Stock Prediction With News
Sardelich, Marcelo, and Suresh Manandhar, 2018, Multimodal deep learning for short-term stock volatility prediction, arXiv:1812.10479 [cs, q-fin, stat].
I’m always interested in seeing more people apply natural language processing to financial statements and headlines. A lot of the accounting literature where those kinds of tools are most likely to be useful uses very primitive techniques for textual analysis.
So I was delighted to read this paper by Marcelo and Manandhar on arXiv where the authors gather headlines and attempt volatility forecasting. By their measure, they do pretty well, better than $\text{GARCH}(1,1)$. I don’t know enough about GARCH to make an educated assessment on that, but their MSE and $R^2$ is pretty remarkable for financial time series.

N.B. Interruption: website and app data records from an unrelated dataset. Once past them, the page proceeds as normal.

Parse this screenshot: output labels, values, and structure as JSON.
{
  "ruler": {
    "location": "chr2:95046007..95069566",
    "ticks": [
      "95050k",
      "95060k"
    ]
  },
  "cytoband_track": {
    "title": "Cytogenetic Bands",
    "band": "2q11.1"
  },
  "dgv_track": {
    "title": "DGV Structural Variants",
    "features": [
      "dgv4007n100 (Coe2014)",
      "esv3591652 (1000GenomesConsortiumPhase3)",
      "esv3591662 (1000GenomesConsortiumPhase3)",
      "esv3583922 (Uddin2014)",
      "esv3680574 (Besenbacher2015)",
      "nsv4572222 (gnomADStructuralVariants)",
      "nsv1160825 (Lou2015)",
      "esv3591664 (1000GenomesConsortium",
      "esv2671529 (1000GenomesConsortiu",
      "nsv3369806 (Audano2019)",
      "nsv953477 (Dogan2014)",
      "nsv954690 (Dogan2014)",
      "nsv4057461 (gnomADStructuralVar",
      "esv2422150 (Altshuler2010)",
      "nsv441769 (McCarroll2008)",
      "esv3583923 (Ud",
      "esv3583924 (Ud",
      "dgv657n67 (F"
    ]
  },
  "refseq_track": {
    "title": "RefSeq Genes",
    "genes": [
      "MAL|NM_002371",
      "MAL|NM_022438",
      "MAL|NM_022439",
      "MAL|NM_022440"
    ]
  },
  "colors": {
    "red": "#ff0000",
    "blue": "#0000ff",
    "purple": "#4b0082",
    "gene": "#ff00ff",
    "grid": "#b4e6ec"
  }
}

The authors segmented their predictions by sector, and I noticed that the $R^2$ for the energy sector is substantially higher than the other sectors (~0.4 vs. ~0.2) for both GARCH and their model. I have to wonder why this is the case. Perhaps the energy sector is simply more responsive to news? I suppose that makes sense when you think about how dramatically oil prices change in response to almost every event.
Regardless, this was an interesting paper with a surprising level of financial knowledge and a very interesting ML model (word embeddings, sentence encoders, LTSM networks, oh my) and it’s worth a read.